Tom’s parents - his father, Lt Col (Retd) Colin Mildinhall formerly of the Royal Engineers and his mother, Susan, a speech and language therapist - have released the following statement:
This is an ordeal we would not wish any mother and father to endure. For those parents who have lost sons and daughters in this way, we are now with them. For those who will have to go through this in the future; we are here. We share the pain of the soldiers and the families of the others injured and killed in this incident.
We have lost a beautiful, talented and loving son for ever. Our world is in pieces and our country has again lost one of its best. Our hope is that in time our family may reassemble those pieces into some form of normality.
Tom achieved an immense amount in his life. He rowed at school and at Durham University and skied with us from an early age. He talked proudly of his Regiment and enjoyed the camaraderie of his fellow soldiers.
We are very grateful for the support of our friends, Tom’s friends and colleagues from school and university and also for the outstanding help we are receiving from the Army.
Lance Corporal Paul Farrelly
Lance Corporal Paul Farrelly, known as ‘Fas’, was born on 13 August 1978 and grew up in Runcorn, near Liverpool. He moved to Rhyl when he was about 16-years-old and enlisted into the Army in March 2002. He has two younger sisters Sadie and Laura, and a younger brother Liam.
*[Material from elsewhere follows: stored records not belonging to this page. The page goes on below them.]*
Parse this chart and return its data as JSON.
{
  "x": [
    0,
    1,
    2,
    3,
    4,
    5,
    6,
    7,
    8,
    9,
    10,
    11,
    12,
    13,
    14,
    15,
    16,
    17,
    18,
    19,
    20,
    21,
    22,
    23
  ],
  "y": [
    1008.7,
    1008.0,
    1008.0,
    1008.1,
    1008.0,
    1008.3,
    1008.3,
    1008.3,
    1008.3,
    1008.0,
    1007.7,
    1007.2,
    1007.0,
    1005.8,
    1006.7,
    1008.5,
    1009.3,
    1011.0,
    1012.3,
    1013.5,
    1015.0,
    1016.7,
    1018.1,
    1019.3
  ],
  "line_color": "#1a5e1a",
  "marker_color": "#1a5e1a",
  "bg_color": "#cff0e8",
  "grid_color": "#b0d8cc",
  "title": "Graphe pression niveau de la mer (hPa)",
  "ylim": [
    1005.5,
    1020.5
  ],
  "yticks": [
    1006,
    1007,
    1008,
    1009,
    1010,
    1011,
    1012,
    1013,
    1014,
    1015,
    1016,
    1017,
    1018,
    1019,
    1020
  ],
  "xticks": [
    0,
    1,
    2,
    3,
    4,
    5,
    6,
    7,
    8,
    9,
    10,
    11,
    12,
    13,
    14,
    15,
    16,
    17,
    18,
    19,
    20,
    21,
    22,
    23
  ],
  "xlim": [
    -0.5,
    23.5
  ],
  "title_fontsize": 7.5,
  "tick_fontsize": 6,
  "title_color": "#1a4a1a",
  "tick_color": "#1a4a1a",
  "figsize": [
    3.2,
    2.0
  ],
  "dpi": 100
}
His mother lives in Anglesey and his father in Cheltenham.
Paul Farrelly joined the Queen’s Dragoon Guards after completing his basic training at the Army Training Regiment in Winchester, where he was judged top recruit.
Lance Corporal Farrelly was serving on his third Iraq deployment with the QDG, which had begun one month ago. He first served in Iraq during the initial combat operations between February and May 2003. He completed his second six month tour in April 2005 when the Regiment was deployed to assist in training the Iraqi Security Forces.
Paul was a keen footballer and a regular member of the Regimental 1st XI. His love of the game was such that even when injured he still appeared at all the matches and was a staunch supporter of the team. He was an all-round sportsman and never happier than with a ball or bat.
He will be remembered as a happy, jovial soldier as well as a dedicated family man. He was devoted to his wife and three young children and was adamant that family came first above all things.
Paul’s Commanding Officer, Lieutenant Colonel Anthony Pittman, said of him:
Lance Corporal Farrelly was widely acknowledged as one of the most competent Lance Corporals in the Regiment. He was knowledgeable, quick-thinking and tough. He stood out amongst his peers as a natural leader; level-headed and utterly dependable. His wealth of experience, combined with his ability to identify quickly the critical path meant his contribution was way beyond that commensurate with his rank. He was marked out for early promotion. He set and demanded the highest standards, but he also knew it was his responsibility to encourage and coach those less able.
He embodied much of what is best about soldiers in the British Army; selfless, determined, humorous and steadfast in the face of adversity. Always a committed family man, Paul spoke often and fondly of his wife Natalie, and their three children, Reece, Morgan and Brooke.
Lance Corporal Farrelly was an outstanding soldier who will be sorely missed by all those who have had the privilege to serve with him. A dearly loved husband and father, our thoughts are now with his wife and family.